Saturday, April 23, 2016

Closing in...

As I started laying bricks by myself, I realized that the more difficult job of putting the bricks into increasingly vertical position was all mine...oh, joy! The options I found at the time included filling the oven with sand or a large exercise ball. I compromised and made a plywood platform just below my current brick course. On the platform I put a piece of Styrofoam that was angled slightly out (hopefully to catch wayward sand or mortar from above). On top of the Styrofoam went plastic bags full of sand and then some loose damp builder’s sand. The plastic bags would make it faster to clean up when the dome was closed and the loose sand allowed me to properly shape the dome ceiling. After I added the first chain on the sand, I started worrying about the sand sticking to the mortar and making for a difficult cleanup. Based on that thought, I laid a piece of plastic over the sand form to keep the sand and mortar separate. (Yes, that is a bag from the original SPAM museum in Austin, Minnesota.)

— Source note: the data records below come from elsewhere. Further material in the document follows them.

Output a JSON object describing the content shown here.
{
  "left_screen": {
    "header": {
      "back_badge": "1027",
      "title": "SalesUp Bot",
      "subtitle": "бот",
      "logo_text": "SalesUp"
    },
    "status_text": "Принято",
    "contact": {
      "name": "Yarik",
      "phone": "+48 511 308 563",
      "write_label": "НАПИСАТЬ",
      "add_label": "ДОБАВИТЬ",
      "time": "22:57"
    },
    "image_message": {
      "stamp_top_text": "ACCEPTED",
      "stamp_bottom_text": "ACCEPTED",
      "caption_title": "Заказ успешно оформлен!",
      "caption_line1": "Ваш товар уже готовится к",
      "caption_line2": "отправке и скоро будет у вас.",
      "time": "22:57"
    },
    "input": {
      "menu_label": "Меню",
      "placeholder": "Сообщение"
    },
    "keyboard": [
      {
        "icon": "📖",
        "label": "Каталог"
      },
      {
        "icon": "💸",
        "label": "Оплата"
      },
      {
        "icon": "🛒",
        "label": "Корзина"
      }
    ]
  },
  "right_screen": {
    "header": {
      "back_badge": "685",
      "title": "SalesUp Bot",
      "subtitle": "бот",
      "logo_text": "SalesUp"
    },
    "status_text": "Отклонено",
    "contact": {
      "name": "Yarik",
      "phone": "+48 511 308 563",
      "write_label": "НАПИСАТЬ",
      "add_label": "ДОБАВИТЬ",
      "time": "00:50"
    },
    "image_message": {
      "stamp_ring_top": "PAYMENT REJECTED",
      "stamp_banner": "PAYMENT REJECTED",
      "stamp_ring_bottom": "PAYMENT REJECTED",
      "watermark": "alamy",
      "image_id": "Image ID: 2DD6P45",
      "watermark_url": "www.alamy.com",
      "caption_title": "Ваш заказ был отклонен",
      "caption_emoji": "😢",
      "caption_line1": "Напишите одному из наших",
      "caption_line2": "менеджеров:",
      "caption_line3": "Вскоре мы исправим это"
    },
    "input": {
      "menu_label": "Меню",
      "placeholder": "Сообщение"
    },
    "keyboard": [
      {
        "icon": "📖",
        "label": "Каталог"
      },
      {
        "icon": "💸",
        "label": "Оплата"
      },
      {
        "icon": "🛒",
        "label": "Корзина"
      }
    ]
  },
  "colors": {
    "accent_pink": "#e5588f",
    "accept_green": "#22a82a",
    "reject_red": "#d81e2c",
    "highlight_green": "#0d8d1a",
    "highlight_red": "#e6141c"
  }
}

Now almost everyone that builds a masonry oven at home uses a variation on what’s called (at least on WFO builder sites such as Forno Bravo) the Indispensable Tool (IT) to place these "hanging bricks". Either I missed the IT (probably the case) or the idea became the defacto standard after I was past this point in my build (another one of my mental outs to avoid responsibility for doing something else the hard way...).

Anyway, I cut and laid the remaining bricks to close in the dome pretty quickly. I cut several sequential bricks, numbered them and laid them on the domed, plastic covered sand form. When I had enough cut to justify opening up the bucket of ‘Sairset high-temp mortar, I gave the bricks a quick dunk in water and mortared them into place. Because my dome had the “teardrop” shape, some of the bricks were a bit challenging to cut & fit...but I figured that was part of my penance for wanting to build my own WFO.

Being spatially challenged (and running out of bricks to cut incorrectly), I was very glad a friend came over to help cut & set in the last chain and the two part keystone. I freely admit that my adult beverage that night tasted especially good and felt quite well deserved.

No, it's not the proto-type for Stonehenge.
It's my platform for the sand dome form...to help set and
support bricks in place until the mortar grabbed. 
Sacks of sand on the Styrofoam platform were covered
with a layer of damp builders sand. The sand was then
shaped and smoothed to act as a form for the dome bricks.

The sand form worked, I just had an anxiety attack about sand
sticking to the brick mortar and added a piece of plastic to
separate them. Note that the bag is from the SPAM museum.

A fair bit of challenges here for my inability to spatially visualize
how to cut the angles for the top several brick courses...but I just thought
that with enough mortar nobody would ever see how ugly it really is.

With the help of a friend (who isn't spatially challenged), I got the
final set of bricks cut that were my keystone for the dome.
Time for an adult beverage and self-congratulations.